Major Ivermectin Study Omitted Hundreds of Participants, Researchers Say
The 2023 paper left out more than 200 participants.
A large study examining ivermectin against COVID-19 included more participants than was reported in 2023, researchers acknowledged in a new correction.
“The blinded statistical team made an error in the implementation of exclusion/inclusion criteria such that 106 participants in the ivermectin group and 120 participants in the placebo group who should have been included in the analysis cohort were not,” Dr. Naggie said.
She said the mistake stemmed from excluding participants who were listed as missing “study completion status.”
“During the review process, staff in the unblinded statistical team did not identify the erroneous exclusion and thus the issue was not elevated for review,” according to Dr. Naggie, who said she was writing on behalf of her co-authors.
Dr. Naggie did not respond to requests for comment.
Dr.
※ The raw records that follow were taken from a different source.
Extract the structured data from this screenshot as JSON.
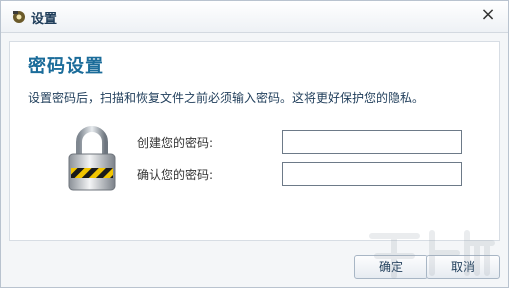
{
  "window": {
    "title": "设置",
    "close_symbol": "×"
  },
  "content": {
    "heading": "密码设置",
    "description": "设置密码后，扫描和恢复文件之前必须输入密码。这将更好保护您的隐私。"
  },
  "form": {
    "create_label": "创建您的密码:",
    "confirm_label": "确认您的密码:",
    "create_value": "",
    "confirm_value": ""
  },
  "buttons": {
    "ok_label": "确定",
    "cancel_label": "取消"
  },
  "icons": {
    "app": "app-gear-icon",
    "lock": "padlock-icon",
    "close": "close-icon"
  },
  "colors": {
    "heading": "#1b6c9a",
    "title": "#1f3d5a",
    "border": "#b9c3cf"
  }
}
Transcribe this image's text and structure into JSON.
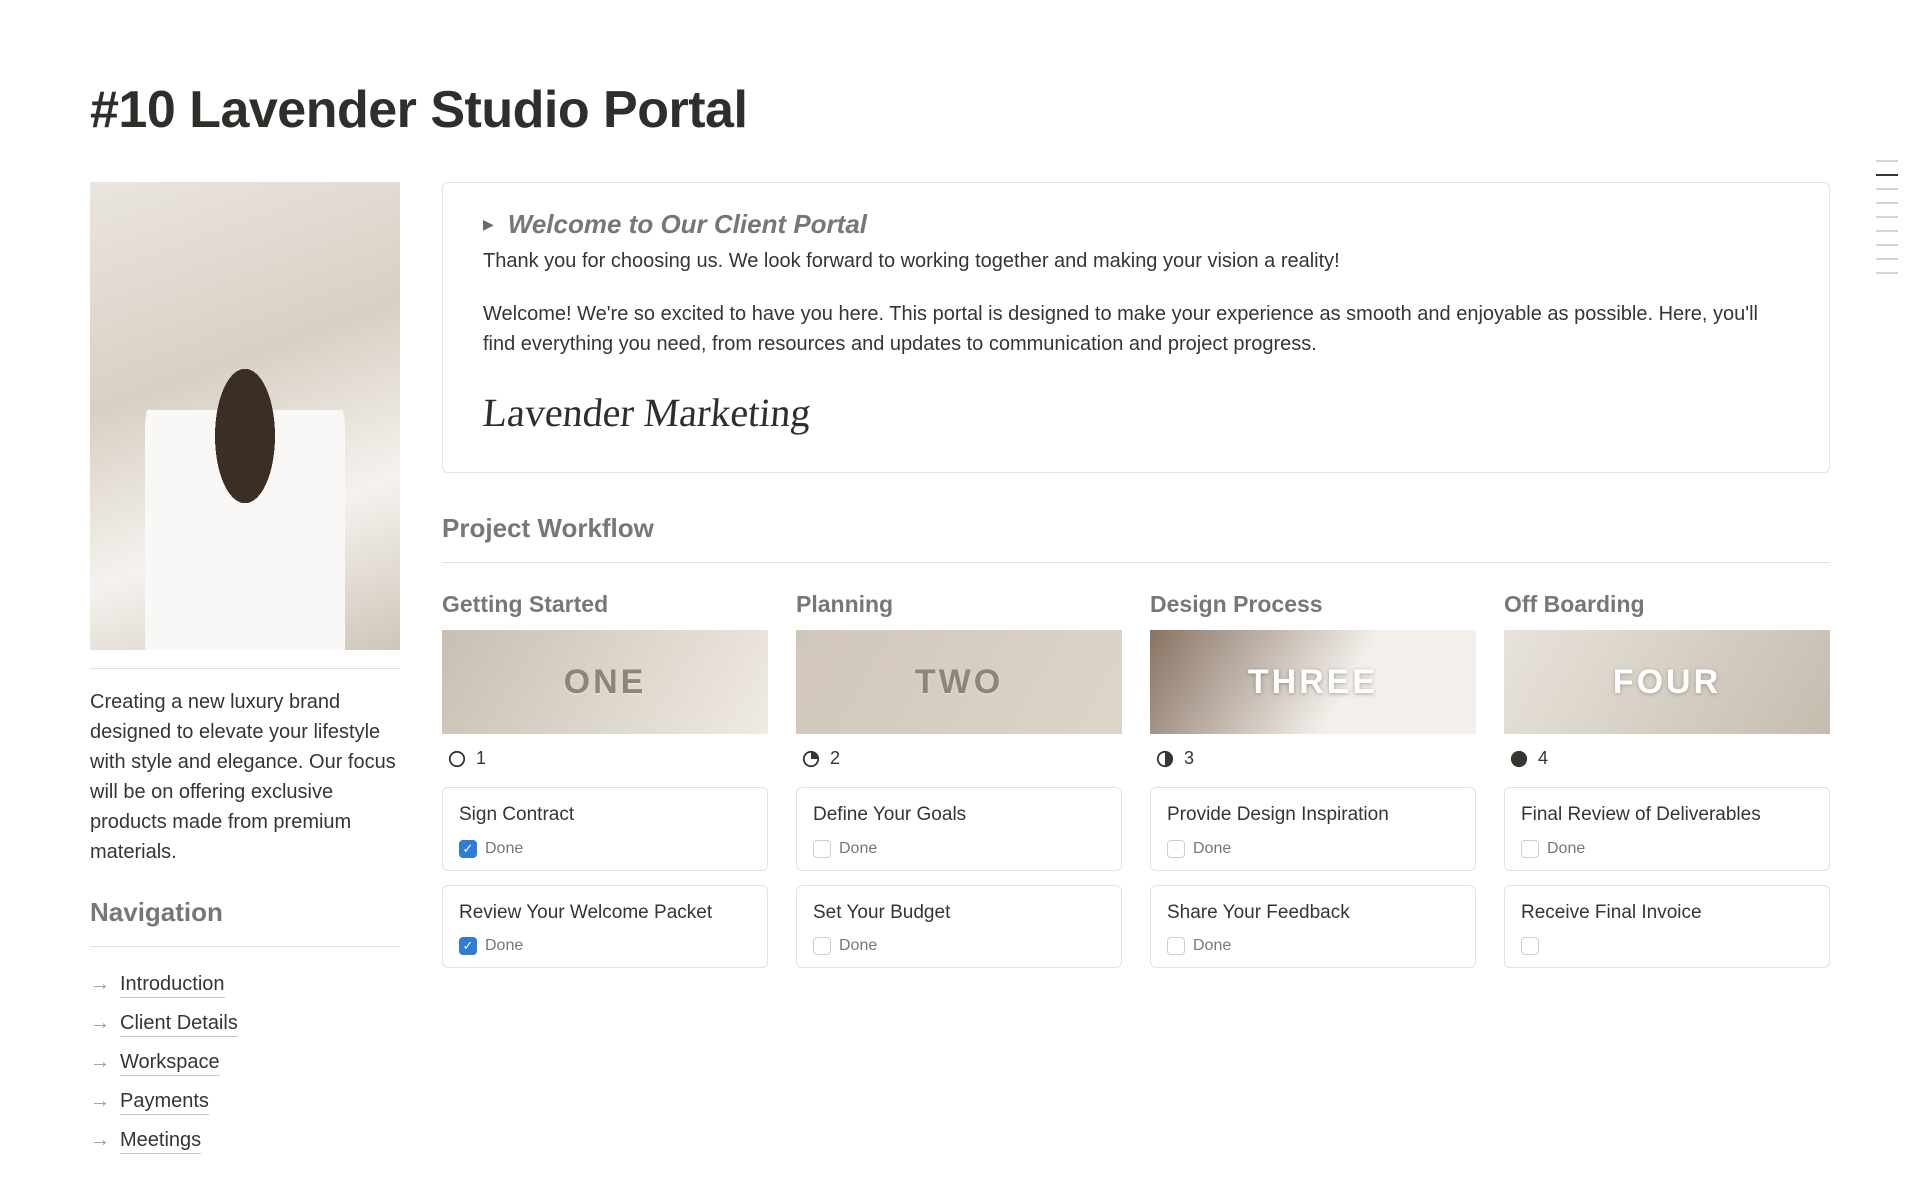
{
  "page": {
    "title": "#10 Lavender Studio Portal"
  },
  "sidebar": {
    "description": "Creating a new luxury brand designed to elevate your lifestyle with style and elegance. Our focus will be on offering exclusive products made from premium materials.",
    "nav_heading": "Navigation",
    "nav_items": [
      {
        "label": "Introduction"
      },
      {
        "label": "Client Details"
      },
      {
        "label": "Workspace"
      },
      {
        "label": "Payments"
      },
      {
        "label": "Meetings"
      }
    ]
  },
  "callout": {
    "title": "Welcome to Our Client Portal",
    "subtitle": "Thank you for choosing us. We look forward to working together and making your vision a reality!",
    "body": "Welcome! We're so excited to have you here. This portal is designed to make your experience as smooth and enjoyable as possible. Here, you'll find everything you need, from resources and updates to communication and project progress.",
    "signature": "Lavender Marketing"
  },
  "workflow": {
    "heading": "Project Workflow",
    "columns": [
      {
        "title": "Getting Started",
        "banner": "ONE",
        "progress_label": "1",
        "progress_fraction": 0,
        "tasks": [
          {
            "title": "Sign Contract",
            "done": true,
            "done_label": "Done"
          },
          {
            "title": "Review Your Welcome Packet",
            "done": true,
            "done_label": "Done"
          }
        ]
      },
      {
        "title": "Planning",
        "banner": "TWO",
        "progress_label": "2",
        "progress_fraction": 0.25,
        "tasks": [
          {
            "title": "Define Your Goals",
            "done": false,
            "done_label": "Done"
          },
          {
            "title": "Set Your Budget",
            "done": false,
            "done_label": "Done"
          }
        ]
      },
      {
        "title": "Design Process",
        "banner": "THREE",
        "progress_label": "3",
        "progress_fraction": 0.5,
        "tasks": [
          {
            "title": "Provide Design Inspiration",
            "done": false,
            "done_label": "Done"
          },
          {
            "title": "Share Your Feedback",
            "done": false,
            "done_label": "Done"
          }
        ]
      },
      {
        "title": "Off Boarding",
        "banner": "FOUR",
        "progress_label": "4",
        "progress_fraction": 1,
        "tasks": [
          {
            "title": "Final Review of Deliverables",
            "done": false,
            "done_label": "Done"
          },
          {
            "title": "Receive Final Invoice",
            "done": false,
            "done_label": ""
          }
        ]
      }
    ]
  }
}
David Boulware, a scientist with the University of Minnesota and one of the co-authors, told The Epoch Times in an email that the error was identified when researchers were reporting the results from clinicaltrials.gov and found “that number of participants did not match up with the original publication, which then prompted further internal review in order to determine the source of the error.”
The study reported the results of a trial examining whether approximately 600 micrograms/kilogram of ivermectin daily improved time to recovery from COVID-19 in adults aged 30 or older. Limitations included participants being monitored remotely. The 661-word conflict of interest section declared payments from Johnson & Johnson and other pharmaceutical companies. The study was part of ACTIV-6, a government-funded set of trials examining various drugs against COVID-19.
Little Change in Results
The study was updated with the accurate data, but adding the missing participants produced only small changes.
The hazard ratio of time to recovery remained 1.02, which is a non-statistically significant benefit for ivermectin recipients.
The posterior probability for benefit from taking ivermectin was .65, lower than the original .68. Both were beneath the prespecified benchmark of .95.
The conclusions for time to recovery, the primary outcome, remain unchanged. Researchers wrote: “The data do not provide evidence of a conclusive treatment benefit when using a bayesian noninformative prior, no prior, with various approaches to imputing missing symptom data, or when restricting the analysis to participants who received the drug within 2 or 3 days of symptom onset and across severity of symptoms reported on day 1. The probability that ivermectin reduced symptom duration by 24 hours was less than 0.1%.”
Researchers found that ivermectin recipients felt unwell with COVID-19 one hour less than placebo recipients, down from 3 hours and 20 minutes in the original paper.
Two additional hospitalizations were recorded for ivermectin recipients, and no additional hospitalizations were recorded for the placebo group. Only a handful of adverse events were recorded in the missing participants, including a serious adverse event in each arm.
“The inclusion of these participants does not affect the study interpretations or conclusions,” Dr. Naggie said.
Critics of the research say there were a number of issues, including how some participants did not receive ivermectin for days after testing positive for COVID-19, undermining the attempt to study ivermectin as an early treatment.
“To discover that over a year later, the study investigators ’suddenly’ discover that 226 participants were erroneously excluded simply raises even more concerns as to how carefully the trial was conducted,” Dr. Pierre Kory, one of the critics, told The Epoch Times via email.